Product Liability

Introduction

China offers a unique and significant commercial insurance opportunity arising from its export business. Based upon data from China Customs, China exported goods worth US$1,428.5 billion which included US$252.3 billion to the United States and US$141.2 billion to Germany, the Netherlands, and the UK combined during 2008.

While China has quickly joined the industrialized world in the production and export of a wide range of commodities, its local insurers have lacked the technical insurance skills necessary to protect its commercial liability interests abroad. While they as a whole clearly recognize that commercial liability insurance is essential, especially in the product liability area, their confusion over US and European liability laws creates the most enormous demand on insurance. The challenge for Chinese insurers is to find a way to protect its product liability exposures against the litigious environments of Europe and the United States.

In fact, a lot of insurance companies are interested in product liability. Many of these companies, however, refuse to involve themselves with Chinese imports that generally fall under the insurance term "reverse flow business" (general liability exposures in the Unnited States that have their source from overseas). The reluctance stems from the fact that reverse flow business can be very difficult to underwrite as the risk is far away and difficult to understand. Since most of the underwriting companies do not have facilities in China, developing critical underwriting information becomes next to impossible. Recognizing this as an immediate and long term golden opportunity, and in answering this need and linking the two opportunities together, Bestfi has done two things:

  1. First and foremost, several interested insurers undertake to invest in a comprehensive organization in writing the liability business to protect exports from China. In addition to its experienced underwriting team, they also consult one of the top product liability underwriting managers in China today, a CPCU with over 20 years of product liability underwriting experience in the USA and 10 years in China. The combination of local and foreign experience establishes a system and leads the company to the right direction in pursuing a profitable portfolio of product liability insurance business.

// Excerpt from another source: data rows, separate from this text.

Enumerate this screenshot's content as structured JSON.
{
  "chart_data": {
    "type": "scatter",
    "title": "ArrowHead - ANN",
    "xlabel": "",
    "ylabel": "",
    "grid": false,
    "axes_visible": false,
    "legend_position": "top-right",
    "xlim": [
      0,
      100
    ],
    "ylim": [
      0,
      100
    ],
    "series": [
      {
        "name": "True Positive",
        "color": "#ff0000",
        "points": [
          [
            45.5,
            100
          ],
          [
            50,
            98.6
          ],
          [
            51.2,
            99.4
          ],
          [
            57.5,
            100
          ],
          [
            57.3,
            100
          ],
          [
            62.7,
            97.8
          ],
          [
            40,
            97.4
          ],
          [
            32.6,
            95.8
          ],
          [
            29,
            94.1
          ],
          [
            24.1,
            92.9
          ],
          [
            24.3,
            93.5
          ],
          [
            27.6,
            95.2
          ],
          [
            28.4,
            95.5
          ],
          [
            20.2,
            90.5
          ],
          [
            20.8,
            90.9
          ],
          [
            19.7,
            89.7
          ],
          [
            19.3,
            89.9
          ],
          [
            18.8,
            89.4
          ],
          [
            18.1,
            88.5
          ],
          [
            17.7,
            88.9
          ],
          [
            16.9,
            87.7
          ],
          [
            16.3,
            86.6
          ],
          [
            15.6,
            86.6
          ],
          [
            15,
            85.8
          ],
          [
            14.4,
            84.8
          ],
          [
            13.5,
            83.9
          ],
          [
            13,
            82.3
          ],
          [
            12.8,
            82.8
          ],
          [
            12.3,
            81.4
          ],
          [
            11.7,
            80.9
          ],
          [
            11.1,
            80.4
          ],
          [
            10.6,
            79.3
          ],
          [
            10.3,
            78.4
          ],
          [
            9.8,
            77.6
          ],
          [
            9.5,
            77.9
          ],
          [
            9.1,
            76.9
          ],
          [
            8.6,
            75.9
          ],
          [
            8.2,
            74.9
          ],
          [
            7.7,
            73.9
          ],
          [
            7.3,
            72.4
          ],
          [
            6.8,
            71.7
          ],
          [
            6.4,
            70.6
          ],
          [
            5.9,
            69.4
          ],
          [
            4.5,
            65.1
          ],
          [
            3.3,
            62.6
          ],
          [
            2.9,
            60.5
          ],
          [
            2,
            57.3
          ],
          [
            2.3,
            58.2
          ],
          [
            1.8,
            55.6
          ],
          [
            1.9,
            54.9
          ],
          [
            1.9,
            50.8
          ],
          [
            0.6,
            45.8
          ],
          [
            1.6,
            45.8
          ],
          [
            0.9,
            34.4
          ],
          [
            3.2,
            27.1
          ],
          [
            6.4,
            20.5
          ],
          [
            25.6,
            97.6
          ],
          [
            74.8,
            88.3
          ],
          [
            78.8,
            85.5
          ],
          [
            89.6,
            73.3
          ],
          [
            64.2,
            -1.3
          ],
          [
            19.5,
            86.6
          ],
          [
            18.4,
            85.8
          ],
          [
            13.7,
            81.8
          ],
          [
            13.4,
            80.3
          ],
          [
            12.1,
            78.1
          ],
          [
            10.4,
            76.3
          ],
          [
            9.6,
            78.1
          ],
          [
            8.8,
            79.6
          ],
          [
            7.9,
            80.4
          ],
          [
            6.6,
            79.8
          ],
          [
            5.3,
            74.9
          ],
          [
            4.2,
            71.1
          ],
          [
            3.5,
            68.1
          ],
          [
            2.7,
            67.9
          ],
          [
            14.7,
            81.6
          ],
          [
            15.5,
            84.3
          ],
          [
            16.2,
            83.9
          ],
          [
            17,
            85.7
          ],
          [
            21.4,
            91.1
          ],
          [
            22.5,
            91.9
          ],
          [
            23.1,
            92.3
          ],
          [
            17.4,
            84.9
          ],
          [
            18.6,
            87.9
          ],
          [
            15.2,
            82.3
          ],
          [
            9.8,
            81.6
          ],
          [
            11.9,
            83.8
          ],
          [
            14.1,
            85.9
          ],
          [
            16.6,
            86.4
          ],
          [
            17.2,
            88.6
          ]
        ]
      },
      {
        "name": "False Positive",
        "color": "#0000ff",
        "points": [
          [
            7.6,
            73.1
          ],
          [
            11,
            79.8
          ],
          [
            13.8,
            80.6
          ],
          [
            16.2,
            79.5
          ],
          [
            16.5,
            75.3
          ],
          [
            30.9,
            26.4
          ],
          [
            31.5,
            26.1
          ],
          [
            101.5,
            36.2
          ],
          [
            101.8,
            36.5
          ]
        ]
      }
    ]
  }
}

  2. The second step is to secure a steady flow of business from a nationwide network. This shall involve identification of potential clients through partnering with brokers and a comprehensive training program to front-line producers. The training program also includes selection of clients and products likely to be desired by the insurer.

Product Details

Insured Products

China’s main bodies of export comprise primary products, industrial products and consumer products. The targeted categories includes textiles, garments, foot wear, toys, light and heavy machinery and equipment, white and brown goods, telecommunicaitons, food & related items, petrochemicals, chemicals, consumer electronics and cement, and auto parts.

In order to balance premium and exposure, we aim at arranging insurance to products normally declined by major insurers which are prepared to provide coverage at cheap premiums to general products, such as textile and garments. Emphasis of production shall be in the areas of toys, industrial tools and machinery, and auto parts of moderate risks.

Clientele Location

There are three major bases of export in China, namely the Pearl River Delta, Yangtze River Delta, and Boahai Area that accounted for almost 60% of the exports from China in 2005. Whereas the Boahai Area including Beijing, Tianjin, and Shangdong are too far from our operations, marketing effort shall concentrate on the two Deltas which include the following major cities:

With extensive networks in these bases, Bestfi expects to reach clients of preferred quality effectively and identify causes of losses, if any.

Brokerage Operations

There are three anchor brokerage operations to produce business, Bestfi Insurance Brokers in Hong Kong, Chang Cheng Insurance Brokers in Guangzhou, and Alltrust Insurance Brokers in Shanghai. These brokers shall assist other retail brokers in technical aspects and production support.

In addition to being the wholesale broker to coordinate underwriting information for all submissions, Bestfi shall also arrange excess policies through its correspondent brokers in London and the US, in the event higher limits are required.

Philosophy

Underwriting

Please refer to our BEST underwriting guide for products risk classification and loss prevention.

Claims

Original Policy Conditions

Territory
Worldwide.
Jurisdiction
Loss incurred locations, USA and worldwide.
Original Policy Period
One year policy period plus any extension not exceeding 18 months in all.
Basis
Occurrence basis, optional claims made basis.
Minimum Deductible
US$5,000 each and every loss, claim expenses included.
Minimum Premium
US$10,000.
Supplementary Coverage
Bond premium to release attachment. Vendor's coverage. Prejudgement interest awards. Legal fees and cost.
Rates
“A” rated.
Wordings
ISO Form with program’s own endorsements, or PCA 94 (Occurrence Form) and PCA 86 (Claim Made Form) commonly used in the London market. Choice of form depends upon client’s request and facultative support, if required.
Choice of Law and Jurisdiction in Original Policy
People’s Republic of China
Exclusions
Products related to asbestos; war; terrorist acts; nuclear waste, fusion, or explosion; environmental impairment; gradual pollution; contamination; punitive damages; product recall; guarantee; warranty; workers’ compensation; damages to properties under care; custody; and control.
Underwriting Requisites
Completed applications (ACORD Form), product information, and field underwriting survey report, if necessary.